Looking into the near future, the reimagination of financial products and services will likely centre on putting consumers squarely at the heart of the experience. Key to this will be the individual consumer’s right to choose how they use their financial data.
In February, the Big Four banks across Australia began to share transaction data with a growing list of accredited providers. And customers will be able to share their data with third-party FinTech platforms of their choosing.
This is a timely development as many consumers introduce budgetary measures and focus closely on their finances in the wake of the economic pressures of 2020.
Accordingly, new mortgage lending apps, spending apps that manage split bills, and investment apps are emerging to help people with these challenges.
One example is the financial service app Frollo, an Australian-owned app that helps consumers track and manage their money through open banking. Frollo, incidentally, was the first FinTech in Australia to become an Accredited Data Recipient under open banking regulations1 .
Others are following Frollo’s lead in developing platforms that empower consumers. New Zealand-founded investment app Sharesies (launching in Australia this year), aims to give its users the power to run and manage their own investments. Solutions such as these are a catalyst for the wider exploration of trading and investment opportunities.
It all makes good sense too – helping consumers throughout uncertain times is a well-trodden path in building brand loyalty.
Putting the customer first
Let’s return to the key principle of open banking: empowering the end-user and giving them the smoothest, most transparent customer experience.
With transparency in mind, it is paramount that businesses make the effort to communicate these consumer-centric features to customers in a way that clearly highlights their value. If consumers get frustrated or don’t trust the system, they can abandon their efforts to learn what these changes will mean for them, and won’t implement them on their own.
Accordingly, education around advantages and safety will prepare most consumers for an experience that provides day-to-day convenience, much as open banking is set to do.
Such frictionless experiences that zero in on the customer are well understood at Facebook. Services like Messenger, for example, provide a direct connection between business and consumers which not only humanises brands but allows the business to provide support and education when needed.
Customer-centricity shouldn’t just be considered a philosophy to get ahead either.

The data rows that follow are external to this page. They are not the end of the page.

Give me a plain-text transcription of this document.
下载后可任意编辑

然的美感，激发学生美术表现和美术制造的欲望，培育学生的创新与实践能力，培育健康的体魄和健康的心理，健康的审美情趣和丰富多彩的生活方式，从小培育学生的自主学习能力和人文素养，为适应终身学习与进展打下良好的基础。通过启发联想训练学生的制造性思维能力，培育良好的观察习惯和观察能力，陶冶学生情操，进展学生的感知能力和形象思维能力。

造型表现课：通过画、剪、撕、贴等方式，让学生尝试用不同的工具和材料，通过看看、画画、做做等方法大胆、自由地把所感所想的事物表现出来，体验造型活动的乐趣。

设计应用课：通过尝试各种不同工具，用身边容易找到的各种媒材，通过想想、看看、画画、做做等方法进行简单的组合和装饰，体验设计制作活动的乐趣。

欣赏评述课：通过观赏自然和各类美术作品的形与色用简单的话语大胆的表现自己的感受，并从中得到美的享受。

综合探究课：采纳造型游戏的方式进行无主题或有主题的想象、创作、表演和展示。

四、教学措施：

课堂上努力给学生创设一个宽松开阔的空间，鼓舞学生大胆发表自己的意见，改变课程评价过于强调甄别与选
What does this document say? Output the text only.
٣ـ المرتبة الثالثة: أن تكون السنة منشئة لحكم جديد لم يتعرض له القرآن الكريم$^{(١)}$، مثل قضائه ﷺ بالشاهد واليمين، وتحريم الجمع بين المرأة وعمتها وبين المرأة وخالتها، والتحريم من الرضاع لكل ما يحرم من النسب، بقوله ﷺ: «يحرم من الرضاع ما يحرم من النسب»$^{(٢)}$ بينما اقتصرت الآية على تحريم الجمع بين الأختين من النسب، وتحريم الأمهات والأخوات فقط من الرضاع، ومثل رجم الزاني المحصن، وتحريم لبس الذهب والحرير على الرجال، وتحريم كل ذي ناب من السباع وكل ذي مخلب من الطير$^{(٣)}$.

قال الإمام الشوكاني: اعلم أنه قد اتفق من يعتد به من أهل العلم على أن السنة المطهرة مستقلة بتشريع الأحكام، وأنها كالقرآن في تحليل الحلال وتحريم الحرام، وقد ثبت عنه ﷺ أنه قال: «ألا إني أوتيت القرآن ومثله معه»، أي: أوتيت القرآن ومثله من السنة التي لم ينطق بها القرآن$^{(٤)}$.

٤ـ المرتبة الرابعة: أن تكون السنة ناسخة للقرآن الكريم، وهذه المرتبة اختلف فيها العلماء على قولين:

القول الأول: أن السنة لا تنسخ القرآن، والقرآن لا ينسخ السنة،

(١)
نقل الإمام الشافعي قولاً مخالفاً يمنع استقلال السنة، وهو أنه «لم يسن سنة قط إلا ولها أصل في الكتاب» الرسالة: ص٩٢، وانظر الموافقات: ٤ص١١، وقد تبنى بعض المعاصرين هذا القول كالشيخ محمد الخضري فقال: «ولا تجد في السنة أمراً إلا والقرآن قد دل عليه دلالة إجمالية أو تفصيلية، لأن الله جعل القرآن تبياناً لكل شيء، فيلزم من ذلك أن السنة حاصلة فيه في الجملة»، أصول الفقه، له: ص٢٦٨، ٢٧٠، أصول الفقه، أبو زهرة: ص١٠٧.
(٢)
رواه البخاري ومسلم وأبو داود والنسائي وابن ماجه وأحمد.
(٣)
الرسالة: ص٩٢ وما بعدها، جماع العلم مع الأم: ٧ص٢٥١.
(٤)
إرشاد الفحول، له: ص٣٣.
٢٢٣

It’s also worth considering what’s at stake by providing a sub-par experience in a world of increasingly digitally-savvy consumers.
Resources like the Zero Friction Solutions Guide help businesses understand the full impact of friction and how to transform the way they create seamless human experiences. As financial services businesses continue to embrace trends like these and develop products around them, consumers will ultimately become more engaged and ‘sticky’.
That’s why open banking is a welcome development. At heart, it is another step to meet the growing expectations consumers have for frictionless and personalised experiences.
Adhering to a customer-centric view – a core tenet of open banking – means developing products that solve consumers’ problems efficiently, or partnering with those who already have them. And we’re sure to soon see more of this from the industry’s genuine visionaries.
By Nick Tubb, Head of Financial Services, Facebook ANZ
- Frollo, frollo.com.au/open-banking/frollo-first-fintech-to-become-adr, Frollo announced as the first FinTech to become an Accredited Data Recipient; published 05/2020.